1 - 1.5 = Extreme Risk
1.51 - 2.49 = Severe Risk
2.5 - 3 = Moderate Risk
*The risk score is calculated using a formula that considers a wide range of factors related to the assessed breach.
In Other News:
3 GDPR-Covered Countries Experience 100,000 Breaches
It’s been nearly two years since GDPR changed the data privacy landscape by bringing regulatory oversight to the digital Wild West. According to the latest reports, more than 160,000 data breaches have been reported in that span. Incredibly three countries account for 100,00 breaches - The Netherlands, Germany, and the United Kingdom.
These numbers reflect both the undeniable value of stealing sensitive personal data and the difficulty that many organizations experience when trying to protect that information. As a result, GDPR fines are becoming increasingly common for companies under the regulations’ purview.
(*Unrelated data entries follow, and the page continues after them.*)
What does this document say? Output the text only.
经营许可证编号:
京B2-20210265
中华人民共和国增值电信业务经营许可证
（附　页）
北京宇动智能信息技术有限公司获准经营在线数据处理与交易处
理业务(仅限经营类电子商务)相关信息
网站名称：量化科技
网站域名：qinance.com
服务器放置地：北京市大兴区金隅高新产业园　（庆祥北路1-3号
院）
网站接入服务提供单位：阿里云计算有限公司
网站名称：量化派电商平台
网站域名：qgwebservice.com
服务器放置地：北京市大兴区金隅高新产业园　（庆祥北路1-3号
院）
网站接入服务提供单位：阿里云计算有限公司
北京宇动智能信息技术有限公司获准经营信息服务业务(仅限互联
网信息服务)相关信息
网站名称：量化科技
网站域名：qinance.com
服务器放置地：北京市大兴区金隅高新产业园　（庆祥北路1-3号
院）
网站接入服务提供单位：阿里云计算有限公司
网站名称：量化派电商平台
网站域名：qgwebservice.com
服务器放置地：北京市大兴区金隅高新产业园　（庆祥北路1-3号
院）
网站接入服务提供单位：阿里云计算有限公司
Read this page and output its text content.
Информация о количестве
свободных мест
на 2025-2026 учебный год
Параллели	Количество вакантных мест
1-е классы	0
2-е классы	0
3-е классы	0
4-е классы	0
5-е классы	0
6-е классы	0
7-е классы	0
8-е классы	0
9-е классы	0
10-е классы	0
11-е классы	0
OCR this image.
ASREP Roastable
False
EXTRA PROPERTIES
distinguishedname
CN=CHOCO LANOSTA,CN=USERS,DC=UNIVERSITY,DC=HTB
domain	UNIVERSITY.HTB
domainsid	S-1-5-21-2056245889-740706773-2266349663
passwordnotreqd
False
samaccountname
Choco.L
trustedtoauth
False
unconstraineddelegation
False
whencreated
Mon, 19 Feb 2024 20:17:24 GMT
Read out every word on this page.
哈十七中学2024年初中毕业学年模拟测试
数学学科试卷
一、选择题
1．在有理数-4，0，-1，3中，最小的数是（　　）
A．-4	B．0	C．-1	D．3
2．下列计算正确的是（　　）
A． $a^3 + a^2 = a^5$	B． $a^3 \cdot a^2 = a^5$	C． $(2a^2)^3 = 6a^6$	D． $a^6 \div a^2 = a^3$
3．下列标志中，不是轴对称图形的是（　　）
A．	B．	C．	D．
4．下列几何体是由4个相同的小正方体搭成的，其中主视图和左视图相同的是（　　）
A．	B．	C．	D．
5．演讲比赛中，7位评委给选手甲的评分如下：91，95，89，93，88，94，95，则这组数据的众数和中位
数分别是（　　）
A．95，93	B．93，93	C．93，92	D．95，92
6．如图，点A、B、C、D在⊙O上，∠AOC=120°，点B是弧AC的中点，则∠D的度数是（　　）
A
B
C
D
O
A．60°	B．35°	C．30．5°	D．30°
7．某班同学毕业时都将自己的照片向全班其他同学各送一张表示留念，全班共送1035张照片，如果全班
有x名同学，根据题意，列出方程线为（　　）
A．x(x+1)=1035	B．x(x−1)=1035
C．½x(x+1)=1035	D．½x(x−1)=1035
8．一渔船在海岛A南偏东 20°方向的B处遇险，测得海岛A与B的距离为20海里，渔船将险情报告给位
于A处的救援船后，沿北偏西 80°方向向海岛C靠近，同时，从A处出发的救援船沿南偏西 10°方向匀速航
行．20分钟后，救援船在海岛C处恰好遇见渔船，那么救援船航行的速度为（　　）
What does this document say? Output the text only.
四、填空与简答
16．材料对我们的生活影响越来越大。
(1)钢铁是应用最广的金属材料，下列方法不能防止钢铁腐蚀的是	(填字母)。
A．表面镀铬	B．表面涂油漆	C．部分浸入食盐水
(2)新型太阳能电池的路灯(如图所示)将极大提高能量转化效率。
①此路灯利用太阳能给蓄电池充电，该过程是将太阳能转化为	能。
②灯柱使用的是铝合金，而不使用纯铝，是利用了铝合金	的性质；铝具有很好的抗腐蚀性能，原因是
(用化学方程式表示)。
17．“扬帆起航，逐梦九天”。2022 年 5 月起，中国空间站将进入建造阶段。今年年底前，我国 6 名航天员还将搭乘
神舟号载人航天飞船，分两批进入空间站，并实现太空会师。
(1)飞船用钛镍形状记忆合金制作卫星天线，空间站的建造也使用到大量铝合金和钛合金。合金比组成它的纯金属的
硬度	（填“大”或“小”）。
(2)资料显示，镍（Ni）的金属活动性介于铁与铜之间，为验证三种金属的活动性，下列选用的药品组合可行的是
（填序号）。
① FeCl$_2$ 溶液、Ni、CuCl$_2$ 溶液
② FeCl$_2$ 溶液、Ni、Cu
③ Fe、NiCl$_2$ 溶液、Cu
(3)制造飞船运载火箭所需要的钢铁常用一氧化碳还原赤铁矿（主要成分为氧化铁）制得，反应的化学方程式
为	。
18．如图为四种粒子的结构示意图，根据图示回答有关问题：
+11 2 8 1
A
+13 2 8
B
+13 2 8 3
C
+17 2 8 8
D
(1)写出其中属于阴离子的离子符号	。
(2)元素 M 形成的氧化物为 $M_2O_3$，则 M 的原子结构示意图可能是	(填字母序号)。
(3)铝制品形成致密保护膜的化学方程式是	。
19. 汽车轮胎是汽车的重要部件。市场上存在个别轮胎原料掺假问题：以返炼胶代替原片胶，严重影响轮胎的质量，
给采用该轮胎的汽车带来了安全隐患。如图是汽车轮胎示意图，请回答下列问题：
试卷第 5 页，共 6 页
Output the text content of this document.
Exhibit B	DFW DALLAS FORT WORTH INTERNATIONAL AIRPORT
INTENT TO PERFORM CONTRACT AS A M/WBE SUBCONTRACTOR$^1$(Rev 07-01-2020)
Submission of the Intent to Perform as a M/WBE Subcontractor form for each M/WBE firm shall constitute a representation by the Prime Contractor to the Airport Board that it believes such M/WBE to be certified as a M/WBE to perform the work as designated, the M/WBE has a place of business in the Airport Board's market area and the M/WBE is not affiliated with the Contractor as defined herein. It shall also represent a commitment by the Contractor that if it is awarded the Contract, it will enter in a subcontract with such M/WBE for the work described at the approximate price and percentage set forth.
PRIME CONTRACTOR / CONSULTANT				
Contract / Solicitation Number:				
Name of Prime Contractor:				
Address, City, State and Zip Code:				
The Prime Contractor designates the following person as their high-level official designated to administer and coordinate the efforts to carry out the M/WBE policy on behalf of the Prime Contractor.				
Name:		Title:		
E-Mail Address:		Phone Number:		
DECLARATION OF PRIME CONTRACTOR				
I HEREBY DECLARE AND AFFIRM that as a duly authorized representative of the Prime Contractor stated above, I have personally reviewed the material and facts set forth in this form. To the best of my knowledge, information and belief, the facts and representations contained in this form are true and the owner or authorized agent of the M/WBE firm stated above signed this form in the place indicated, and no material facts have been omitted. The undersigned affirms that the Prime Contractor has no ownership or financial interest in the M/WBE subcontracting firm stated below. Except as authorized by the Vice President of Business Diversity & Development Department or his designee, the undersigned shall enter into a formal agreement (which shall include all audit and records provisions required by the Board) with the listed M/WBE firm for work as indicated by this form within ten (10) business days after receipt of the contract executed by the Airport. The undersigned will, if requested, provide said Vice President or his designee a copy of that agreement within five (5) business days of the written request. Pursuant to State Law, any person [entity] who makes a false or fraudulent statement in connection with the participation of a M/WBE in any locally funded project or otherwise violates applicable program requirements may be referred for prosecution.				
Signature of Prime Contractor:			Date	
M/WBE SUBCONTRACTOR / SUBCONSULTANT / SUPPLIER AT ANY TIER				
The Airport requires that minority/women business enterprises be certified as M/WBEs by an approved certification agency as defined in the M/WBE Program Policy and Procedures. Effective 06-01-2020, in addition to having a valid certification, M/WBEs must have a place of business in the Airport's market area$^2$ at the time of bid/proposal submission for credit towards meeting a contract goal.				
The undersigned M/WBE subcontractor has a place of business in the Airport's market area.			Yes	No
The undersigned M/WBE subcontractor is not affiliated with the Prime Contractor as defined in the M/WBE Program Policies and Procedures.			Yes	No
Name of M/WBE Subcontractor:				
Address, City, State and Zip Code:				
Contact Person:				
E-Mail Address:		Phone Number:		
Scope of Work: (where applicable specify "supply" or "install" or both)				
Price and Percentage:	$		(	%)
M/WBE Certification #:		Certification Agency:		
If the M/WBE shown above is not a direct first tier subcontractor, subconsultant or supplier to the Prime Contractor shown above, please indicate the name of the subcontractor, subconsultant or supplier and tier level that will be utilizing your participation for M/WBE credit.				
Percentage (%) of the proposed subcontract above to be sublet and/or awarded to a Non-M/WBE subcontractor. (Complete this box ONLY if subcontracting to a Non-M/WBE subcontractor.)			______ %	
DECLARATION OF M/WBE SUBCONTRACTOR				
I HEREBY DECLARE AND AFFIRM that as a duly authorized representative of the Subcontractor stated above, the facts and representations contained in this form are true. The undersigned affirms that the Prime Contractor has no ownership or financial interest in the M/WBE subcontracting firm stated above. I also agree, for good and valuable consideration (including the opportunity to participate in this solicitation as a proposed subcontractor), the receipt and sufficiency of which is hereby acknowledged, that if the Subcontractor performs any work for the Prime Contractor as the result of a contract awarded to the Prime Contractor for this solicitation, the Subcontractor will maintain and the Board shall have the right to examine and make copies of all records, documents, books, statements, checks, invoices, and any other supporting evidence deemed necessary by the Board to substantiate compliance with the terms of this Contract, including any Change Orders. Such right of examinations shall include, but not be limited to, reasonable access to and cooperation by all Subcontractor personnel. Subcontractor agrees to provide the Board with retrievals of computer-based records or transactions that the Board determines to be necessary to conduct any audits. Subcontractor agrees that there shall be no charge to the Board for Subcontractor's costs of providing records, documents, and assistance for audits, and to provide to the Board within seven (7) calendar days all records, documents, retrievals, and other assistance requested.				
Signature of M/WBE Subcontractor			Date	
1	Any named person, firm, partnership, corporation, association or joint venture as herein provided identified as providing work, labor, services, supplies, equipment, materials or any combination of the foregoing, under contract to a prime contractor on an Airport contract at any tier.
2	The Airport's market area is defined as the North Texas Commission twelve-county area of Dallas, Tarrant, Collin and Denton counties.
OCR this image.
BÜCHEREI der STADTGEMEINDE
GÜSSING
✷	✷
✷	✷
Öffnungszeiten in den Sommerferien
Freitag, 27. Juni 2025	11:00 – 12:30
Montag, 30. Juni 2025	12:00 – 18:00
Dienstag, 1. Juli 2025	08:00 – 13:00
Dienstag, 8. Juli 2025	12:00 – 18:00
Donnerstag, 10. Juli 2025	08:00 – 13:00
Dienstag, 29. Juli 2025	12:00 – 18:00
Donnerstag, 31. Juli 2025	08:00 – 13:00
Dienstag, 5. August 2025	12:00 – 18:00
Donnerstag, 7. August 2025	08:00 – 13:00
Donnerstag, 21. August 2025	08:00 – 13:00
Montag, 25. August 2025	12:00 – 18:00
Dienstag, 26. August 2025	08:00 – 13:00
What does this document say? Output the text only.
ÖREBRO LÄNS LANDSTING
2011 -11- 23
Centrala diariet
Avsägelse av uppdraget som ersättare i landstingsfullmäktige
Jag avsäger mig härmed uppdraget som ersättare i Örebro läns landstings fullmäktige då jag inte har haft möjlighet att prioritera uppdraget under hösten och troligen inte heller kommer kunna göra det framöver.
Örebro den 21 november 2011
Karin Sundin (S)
The ten most significant GDPR breaches have resulted in hefty financial penalties totaling an eye-popping sum of nearly $500 million.
Europe isn’t the only country implementing regulatory standards for data security. In the US, California's Consumer Privacy Act and New York’s SHIELD Act both reinforce and extend GDPR’s expectations. At ID Agent, our comprehensive Compliance Manager is ready to help your organization achieve, maintain, and document compliance.
A Note From Kobargo
Human Error is a Top Cause of Data Access Breaches
Companies face cybersecurity threats on many fronts every day, but human error may be the most pervasive – and the most preventable. A 2019 study analyzing data from the UK’s Information Commissioner’s Office found that human error played a role in 90% of data breaches last year. This represents a significant increase from just two years ago when only 61% of breaches were attributed to human error.
The study concluded that phishing scams were the primary cause of breaches with unauthorized access to systems ranking a close second. However, the study’s authors were also quick to point out that while employees represent a noteworthy data privacy risk, they can also serve as a critical defense against cybercriminals. When equipped with the right tools, like phishing scam awareness training, employees can be transformed from a potential weak point into a crucial asset in the fight against cybercriminals and fraud.